Version moderne du De Natura Rerum de Lucrèce, Le Parti Pris des Choses se veut à la fois poétique et scientifique. S’inspirant de deux modèles littéraires, la leçon de choses et la fable, Ponge fait naître dans ce recueil une poésie à caractère encyclopédique et didactique avec une finalité évidente : parvenir à une leçon.
On entre dans l’œuvre de Ponge comme on entrerait dans un grenier où s’entassent des souvenirs d’enfance que l’on redécouvre sous des draps poussiéreux, l’essence de ce que l’on avait oublié : un cageot, une huître ou une bougie. Nous expliquant que la chose n’est pas l’objet et que ce qui est en jeu est bien la langue, il nous propose une poésie révolutionnaire – ne serait-ce que dans le choix des objets quelque peu subversif – et semble vouloir rompre avec les codes sociaux, les traditions qui ramènent inlassablement la poésie à une matière noble. Il présente l’Homme comme chosifié par le monde capitaliste et industriel et le lecteur ressent au long de sa lecture une pesanteur politico-sociale, une critique à peine muette de valeurs sans doute perdues.
L’auteur avoue un objectif : faire du Parti Pris des Choses une cosmogonie, construire un discours sur la Nature – divisée en trois règnes : minéral, végétal et animal – dont les choses seraient les réalités. Ainsi, la chose se fait prétexte à un exercice poétique et linguistique. Ponge travaille sur les sens, les mots, le signifiant, la forme des choses. Au détour de la prose, on découvre des vers cachés (L’Orange), des sonorités (assonances et allitérations), il faut prouver à tout prix que les mots ne sont pas uniquement des faiseurs de sens mais qu’ils peuvent être ce que l’on veut qu’ils soient et pour cela Ponge joue avec la langue, la polysémie, les dimensions sémantiques ou encore les phénomènes visuels (Le Gymnaste). L’auteur donne une signification poétique aux mots qui se font sous sa plume à fois métaphore et topique, il refonde les choses afin de se faire producteur de sens.
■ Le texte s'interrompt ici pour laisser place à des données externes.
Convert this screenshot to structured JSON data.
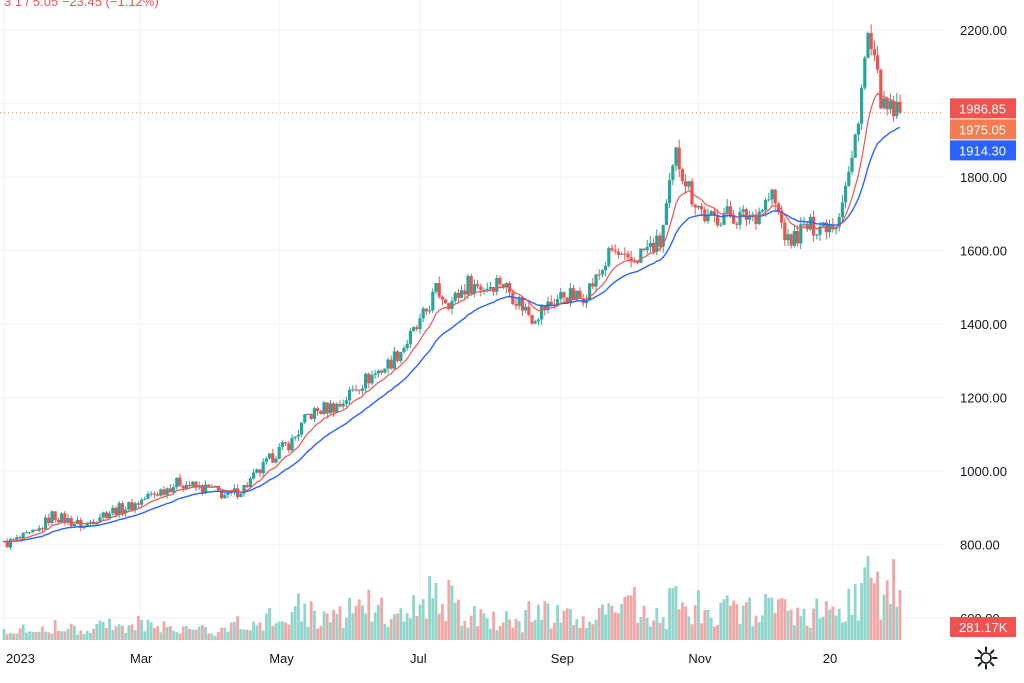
{
  "legend": {
    "partial_text": "3 1 / 5.05 −23.45 (−1.12%)"
  },
  "colors": {
    "up": "#26a69a",
    "down": "#ef5350",
    "vol_up": "#8fd6cc",
    "vol_down": "#f2a6a5",
    "ema_fast": "#ef5350",
    "ema_slow": "#2962ff",
    "grid": "#f0f3fa",
    "badge_high": "#ef5350",
    "badge_last": "#f57c4f",
    "badge_ma": "#2962ff",
    "badge_vol": "#ef5350"
  },
  "price_badges": [
    {
      "label": "1986.85",
      "value": 1986.85,
      "color_key": "badge_high"
    },
    {
      "label": "1975.05",
      "value": 1975.05,
      "color_key": "badge_last"
    },
    {
      "label": "1914.30",
      "value": 1914.3,
      "color_key": "badge_ma"
    }
  ],
  "volume_badge": {
    "label": "281.17K"
  },
  "settings_icon": "gear-icon",
  "chart_data": {
    "type": "candlestick",
    "title": "",
    "ylim": [
      540,
      2260
    ],
    "y_ticks": [
      "600.00",
      "800.00",
      "1000.00",
      "1200.00",
      "1400.00",
      "1600.00",
      "1800.00",
      "2000.00",
      "2200.00"
    ],
    "y_tick_values": [
      600,
      800,
      1000,
      1200,
      1400,
      1600,
      1800,
      2000,
      2200
    ],
    "x_ticks": [
      "2023",
      "Mar",
      "May",
      "Jul",
      "Sep",
      "Nov",
      "20"
    ],
    "x_tick_weeks": [
      0,
      8.5,
      17.2,
      26,
      34.8,
      43.4,
      51.8
    ],
    "last_price_line": 1975.05,
    "weekly_close": [
      800,
      815,
      830,
      880,
      865,
      850,
      880,
      895,
      905,
      930,
      950,
      970,
      955,
      950,
      930,
      955,
      1000,
      1050,
      1080,
      1150,
      1170,
      1180,
      1230,
      1260,
      1290,
      1340,
      1400,
      1490,
      1460,
      1510,
      1500,
      1520,
      1470,
      1420,
      1450,
      1480,
      1470,
      1520,
      1600,
      1560,
      1600,
      1620,
      1860,
      1750,
      1680,
      1700,
      1690,
      1700,
      1750,
      1620,
      1660,
      1670,
      1680,
      1840,
      2180,
      1980,
      1975
    ],
    "volume": [
      60,
      55,
      50,
      70,
      65,
      60,
      75,
      90,
      80,
      70,
      65,
      60,
      50,
      45,
      70,
      80,
      90,
      120,
      160,
      130,
      100,
      110,
      140,
      180,
      150,
      130,
      160,
      220,
      200,
      140,
      120,
      110,
      90,
      150,
      130,
      120,
      110,
      170,
      130,
      200,
      140,
      130,
      250,
      180,
      130,
      150,
      140,
      160,
      170,
      150,
      130,
      180,
      160,
      200,
      300,
      230,
      281
    ]
  }
}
Mais surtout, au cœur de la poésie de Ponge, au cœur de ces choses, on trouve cette réalité informe de la parole qui doit produire une formule, une préciosité poétique (L’Huître). N’hésitant pas à se comparer à un escargot dans le poème du même titre, l’auteur livre sa propre leçon de choses opposant l’usage quotidien des mots contre une parole régénérée qui serait la parole poétique : chacun s’il le désire peut se faire poète tant qu’il prend selon Ponge, le meilleur parti qui « est donc de considérer toutes choses comme inconnues, et de se promener ou de s’étendre sous bois ou sur l’herbe, et de reprendre tout depuis le début. »
Cécile Dumont
Un extrait du parti pris des choses, 1942
Comme dans l’éponge il y a dans l’orange une aspiration à reprendre contenance après avoir subi l’épreuve de l’expression. Mais où l’éponge réussit toujours, l’orange jamais: car ses cellules ont éclaté, ses tissus se sont déchirés. Tandis que l’écorce seule se rétablit mollement dans sa forme grâce à son élasticité, un liquide d’ambre s’est répandu, accompagné de rafraîchissement, de parfums suaves, certes, — mais souvent aussi de la conscience amère d’une expulsion prématurée de pépins.
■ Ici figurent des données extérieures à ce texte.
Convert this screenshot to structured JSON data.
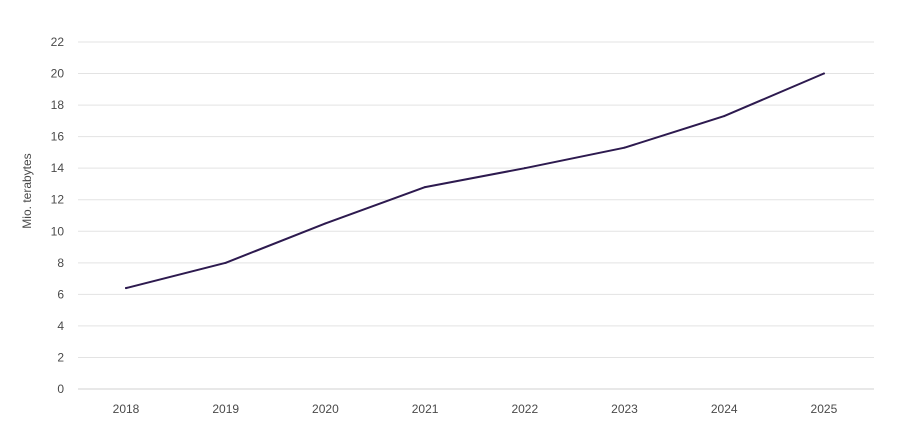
{
  "chart_data": {
    "type": "line",
    "title": "",
    "xlabel": "",
    "ylabel": "Mio. terabytes",
    "categories": [
      "2018",
      "2019",
      "2020",
      "2021",
      "2022",
      "2023",
      "2024",
      "2025"
    ],
    "series": [
      {
        "values": [
          6.4,
          8.0,
          10.5,
          12.8,
          14.0,
          15.3,
          17.3,
          20.0
        ],
        "color": "#2d1a4f"
      }
    ],
    "ylim": [
      0,
      22
    ],
    "yticks": [
      0,
      2,
      4,
      6,
      8,
      10,
      12,
      14,
      16,
      18,
      20,
      22
    ],
    "grid": true,
    "legend": "none"
  }
}
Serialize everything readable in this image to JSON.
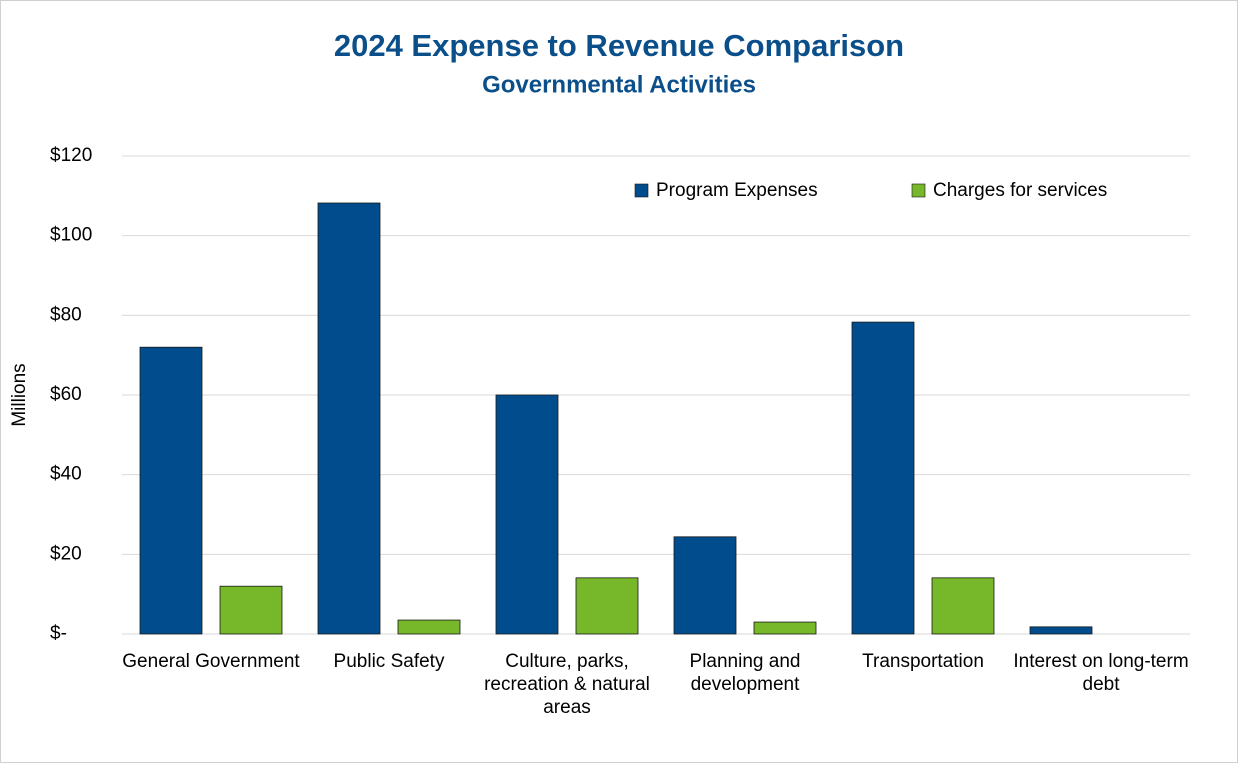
{
  "chart_data": {
    "type": "bar",
    "title": "2024 Expense to Revenue Comparison",
    "subtitle": "Governmental Activities",
    "y_label": "Millions",
    "categories": [
      "General Government",
      "Public Safety",
      "Culture, parks, recreation & natural areas",
      "Planning and development",
      "Transportation",
      "Interest on long-term debt"
    ],
    "series": [
      {
        "name": "Program Expenses",
        "color": "#004c8c",
        "values": [
          72.0,
          108.2,
          60.0,
          24.4,
          78.3,
          1.8
        ]
      },
      {
        "name": "Charges for services",
        "color": "#76b82a",
        "values": [
          12.0,
          3.5,
          14.1,
          3.0,
          14.1,
          0
        ]
      }
    ],
    "ylim": [
      0,
      120
    ],
    "yticks": [
      {
        "value": 0,
        "label": "$-"
      },
      {
        "value": 20,
        "label": "$20"
      },
      {
        "value": 40,
        "label": "$40"
      },
      {
        "value": 60,
        "label": "$60"
      },
      {
        "value": 80,
        "label": "$80"
      },
      {
        "value": 100,
        "label": "$100"
      },
      {
        "value": 120,
        "label": "$120"
      }
    ],
    "grid": true,
    "legend": "top-right"
  }
}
Faut-il prendre parti entre ces deux manières de mal supporter l’oppression? — L’éponge n’est que muscle et se remplit de vent, d’eau propre ou d’eau sale selon: cette gymnastique est ignoble. L’orange a meilleurs goût, mais elle est trop passive, — et ce sacrifice odorant. . . c’est faire à l’oppresseur trop bon compte vraiment.
Mais ce n’est pas assez avoir dit de l’orange que d’avoir rappelé sa façon particulière de parfumer l’air et de réjouir son bourreau. Il faut mettre l’accent sur la coloration glorieuse du liquide qui en résulte et qui, mieux que le jus de citron, oblige le larynx à s’ouvrir largement pour la prononciation du mot comme pour l’ingestion du liquide, sans aucune moue appréhensive de l’avant-bouche dont il ne fait pas hérisser les papilles.
Et l’on demeure au reste sans paroles pour avouer l’admiration que suscite l’enveloppe du tendre, fragile et rose ballon ovale dans cet épais tampon-buvard humide dont l’épiderme extrêmement mince mais très pigmenté, acerbement sapide, est juste assez rugueux pour accrocher dignement la lumière sur la parfaite forme du fruit.
Mais à la fin d’une trop courte étude, menée aussi rondement que possible, — il faut en venir au pépin. Ce grain, de la forme d’un minuscule citron, offre à l’extérieur la couleur du bois blanc de citronnier, à l’intérieur un vert de pois ou de germe tendre. C’est en lui que se retrouvent, après l’explosion sensationnelle de la lanterne vénitienne de saveurs, couleurs, et parfums que constitue le ballon fruité lui-même, — la dureté relative et la verdeur (non d’ailleurs entièrement insipide) du bois, de la branche, de la feuille: somme toute petite quoique avec certitude la raison d’être du fruit.